Holiday Crafts

By Catherine McNulty

October 30, 2014 5 min read

'Tis the season to deck the halls! And while you may have been perusing holiday decor at your local home goods store since August, you may want to consider eschewing the mass-market stuff and making your own. Not only are a lot of holiday crafts easy to make but they can be a fun, bonding experience for your family.

Many of the favorite traditions associated with the holiday season originated in Victorian England: family gatherings, holiday foods, decorations. The first commercial Christmas card wasn't produced until 1843 by Sir Henry Cole. Coincidentally, that was the same year Charles Dickens published perhaps the best-known secular Christmas story of all time, "A Christmas Carol."

In the Victorian era, it was common for families to decorate their homes for the season. Almost all of the decorations were hand made. If the Victorians could do it without hot glue guns and Michael's craft superstores, then what's your excuse?

While the supplies you'll need depend on the crafts you'll be making, there are certain things you should have on hand. Different types of glue, good scissors, a needle and thread, and Goo Gone (for the inevitable glue spills) are all things that come in handy while crafting. Especially glue. You will need more and varied kinds of glue than you ever thought possible.

So what kind of holiday crafts should you partake in? Depends on what you enjoy doing.

Making homemade cards for everyone on your list may be overwhelming, but what about for your immediate family? It could be a new holiday tradition, everyone making a holiday card for someone else, and you can include your favorite memory of that person from the previous year. In several years' time, the collected memories and cards will be worth more than a store-bought cards ever could be. Plus, you can display them as decorations.

But don't stop at homemade Christmas cards. Use up odds and ends of wrapping paper and ribbons and make snowflakes or origami ornaments for the tree. Youtube has a plethora of instructional videos for both. The brighter and shinier the paper, the better. Paper snowflakes and stars can add holiday flavor to any wall or corner in your home.

Speaking of the tree, you can easily make a garland out of cranberries. Yes, real cranberries, and not the dried kind, either. Using waxed dental floss, knot one end of the floss and thread a needle through the other. Then just slide the cranberries on. Easy, fresh and festive. Add some shimmer and shine by lightly spraying it with gold or silver spray paint. Or give the garland texture by spraying them with flocking paint.
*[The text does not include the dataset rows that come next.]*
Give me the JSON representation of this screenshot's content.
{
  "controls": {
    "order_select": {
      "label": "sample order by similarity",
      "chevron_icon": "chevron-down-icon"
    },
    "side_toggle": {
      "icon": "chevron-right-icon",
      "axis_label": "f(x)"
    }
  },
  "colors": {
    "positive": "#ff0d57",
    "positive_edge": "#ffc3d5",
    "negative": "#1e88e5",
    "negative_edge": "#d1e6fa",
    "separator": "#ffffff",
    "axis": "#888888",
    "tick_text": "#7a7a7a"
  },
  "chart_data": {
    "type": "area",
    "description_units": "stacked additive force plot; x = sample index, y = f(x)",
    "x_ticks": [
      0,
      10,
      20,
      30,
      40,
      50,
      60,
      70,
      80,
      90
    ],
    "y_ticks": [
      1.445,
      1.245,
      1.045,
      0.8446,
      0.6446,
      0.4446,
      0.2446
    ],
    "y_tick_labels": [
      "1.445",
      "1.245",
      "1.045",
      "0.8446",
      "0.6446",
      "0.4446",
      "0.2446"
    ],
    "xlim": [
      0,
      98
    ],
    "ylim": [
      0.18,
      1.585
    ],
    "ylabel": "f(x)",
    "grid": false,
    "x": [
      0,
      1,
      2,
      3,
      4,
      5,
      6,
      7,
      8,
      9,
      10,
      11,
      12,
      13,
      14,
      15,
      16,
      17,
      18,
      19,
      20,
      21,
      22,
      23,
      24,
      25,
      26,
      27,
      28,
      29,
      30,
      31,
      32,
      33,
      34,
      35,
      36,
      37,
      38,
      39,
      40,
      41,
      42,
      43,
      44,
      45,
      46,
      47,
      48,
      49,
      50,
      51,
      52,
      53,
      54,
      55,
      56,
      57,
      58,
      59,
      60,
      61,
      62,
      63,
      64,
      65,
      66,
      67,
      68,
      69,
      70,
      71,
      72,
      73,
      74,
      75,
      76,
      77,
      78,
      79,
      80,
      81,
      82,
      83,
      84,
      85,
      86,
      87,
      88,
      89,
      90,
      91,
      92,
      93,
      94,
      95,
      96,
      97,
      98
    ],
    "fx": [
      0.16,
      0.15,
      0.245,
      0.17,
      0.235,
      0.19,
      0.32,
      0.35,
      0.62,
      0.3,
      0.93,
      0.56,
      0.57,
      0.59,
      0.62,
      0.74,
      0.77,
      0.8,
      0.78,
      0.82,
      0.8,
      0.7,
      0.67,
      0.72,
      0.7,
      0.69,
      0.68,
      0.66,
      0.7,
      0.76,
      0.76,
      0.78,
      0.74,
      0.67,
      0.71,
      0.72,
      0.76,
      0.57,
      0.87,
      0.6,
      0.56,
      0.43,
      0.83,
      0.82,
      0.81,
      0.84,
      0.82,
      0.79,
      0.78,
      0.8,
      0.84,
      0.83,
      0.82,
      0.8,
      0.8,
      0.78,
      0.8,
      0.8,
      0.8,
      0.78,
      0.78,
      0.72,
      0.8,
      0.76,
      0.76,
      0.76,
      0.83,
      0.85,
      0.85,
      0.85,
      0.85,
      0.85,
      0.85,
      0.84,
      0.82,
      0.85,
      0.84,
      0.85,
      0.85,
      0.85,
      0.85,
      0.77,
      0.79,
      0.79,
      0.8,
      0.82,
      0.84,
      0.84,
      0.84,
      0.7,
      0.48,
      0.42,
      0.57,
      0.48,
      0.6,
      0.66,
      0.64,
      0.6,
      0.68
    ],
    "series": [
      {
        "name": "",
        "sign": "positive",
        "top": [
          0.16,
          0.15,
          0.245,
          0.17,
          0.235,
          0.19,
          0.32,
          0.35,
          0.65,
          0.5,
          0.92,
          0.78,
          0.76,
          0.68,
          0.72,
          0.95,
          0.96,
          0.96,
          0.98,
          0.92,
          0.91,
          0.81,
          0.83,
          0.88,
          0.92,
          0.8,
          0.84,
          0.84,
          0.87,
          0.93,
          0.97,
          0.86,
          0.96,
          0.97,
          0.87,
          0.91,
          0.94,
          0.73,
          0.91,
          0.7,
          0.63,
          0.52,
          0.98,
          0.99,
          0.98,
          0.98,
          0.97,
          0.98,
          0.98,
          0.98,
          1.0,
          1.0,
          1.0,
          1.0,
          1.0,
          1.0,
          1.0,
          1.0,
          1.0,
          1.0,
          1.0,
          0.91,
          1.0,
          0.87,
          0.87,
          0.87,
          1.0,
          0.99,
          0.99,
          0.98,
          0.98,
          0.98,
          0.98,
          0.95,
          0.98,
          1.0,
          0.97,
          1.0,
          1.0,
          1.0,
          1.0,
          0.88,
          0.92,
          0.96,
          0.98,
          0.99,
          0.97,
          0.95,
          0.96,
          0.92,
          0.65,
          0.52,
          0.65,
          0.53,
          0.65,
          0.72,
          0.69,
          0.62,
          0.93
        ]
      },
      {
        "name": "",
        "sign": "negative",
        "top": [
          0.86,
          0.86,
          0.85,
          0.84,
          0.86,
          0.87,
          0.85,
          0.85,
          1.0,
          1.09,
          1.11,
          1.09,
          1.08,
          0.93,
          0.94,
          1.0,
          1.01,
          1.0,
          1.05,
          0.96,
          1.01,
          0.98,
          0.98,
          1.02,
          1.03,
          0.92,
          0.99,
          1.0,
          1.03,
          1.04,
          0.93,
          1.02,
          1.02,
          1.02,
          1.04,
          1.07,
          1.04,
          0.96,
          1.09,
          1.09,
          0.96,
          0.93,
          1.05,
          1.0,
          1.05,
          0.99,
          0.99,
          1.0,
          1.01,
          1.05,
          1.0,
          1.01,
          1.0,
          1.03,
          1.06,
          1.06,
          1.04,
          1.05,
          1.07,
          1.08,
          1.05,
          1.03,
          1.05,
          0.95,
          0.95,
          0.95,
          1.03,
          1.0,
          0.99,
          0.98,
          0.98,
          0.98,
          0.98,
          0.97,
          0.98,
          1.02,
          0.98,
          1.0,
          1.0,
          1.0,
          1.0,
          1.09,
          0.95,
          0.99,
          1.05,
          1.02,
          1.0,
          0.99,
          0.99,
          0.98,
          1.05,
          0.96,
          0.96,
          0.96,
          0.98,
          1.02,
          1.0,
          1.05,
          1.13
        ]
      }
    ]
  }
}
Garlands can also be used along fireplace mantels and stair railings. In fact, you can make several different kinds and loosely weave them together for a more festive effect.

Another popular craft of the Victorian era is dioramas. Yes, everyone's favorite project from elementary school can be a lovely holiday craft. Some construction paper, an empty shoe box and tape. Or if you're more sophisticated, actual miniatures and a shadow box. Either way, dioramas can add pops of holiday fun throughout your house.

If dioramas seem a bit intensive, consider a homemade advent calendar to help the kids countdown the days to Christmas. Each kid can do there own -- with your help, of course!

Are you a baker? Cookies and gingerbread houses await! The best part of decorating baked goods is getting young ones to help you. Pressed for time or not so proficient in the kitchen? You can buy pre-baked gingerbread houses that just need to be assembled. You can also buy pre-made sugar cookie dough. All of the fun of decorating, but without the annoyance of making the dough. Be sure to stock up on fun cookie cutters, icings and sugar decorations.

Still feeling crafty, but don't know what to do? There are plenty of places to get inspiration. Everyone's favorite lifestyle mavens, Martha Stewart and Oprah Winfrey, always highlight crafts in their magazines and on their websites. Their websites also have previous years' crafts archived, so you have plenty of options.

Or just visit your local craft store. You will be there anyway stocking up on supplies. Often stores will highlight projects they think customers will enjoy. And some stores even have craft groups or craft lessons to provide support in case you're unsure of how to do something.

Whatever you choose to do, remember the holiday season is all about enjoying yourself and the company you keep.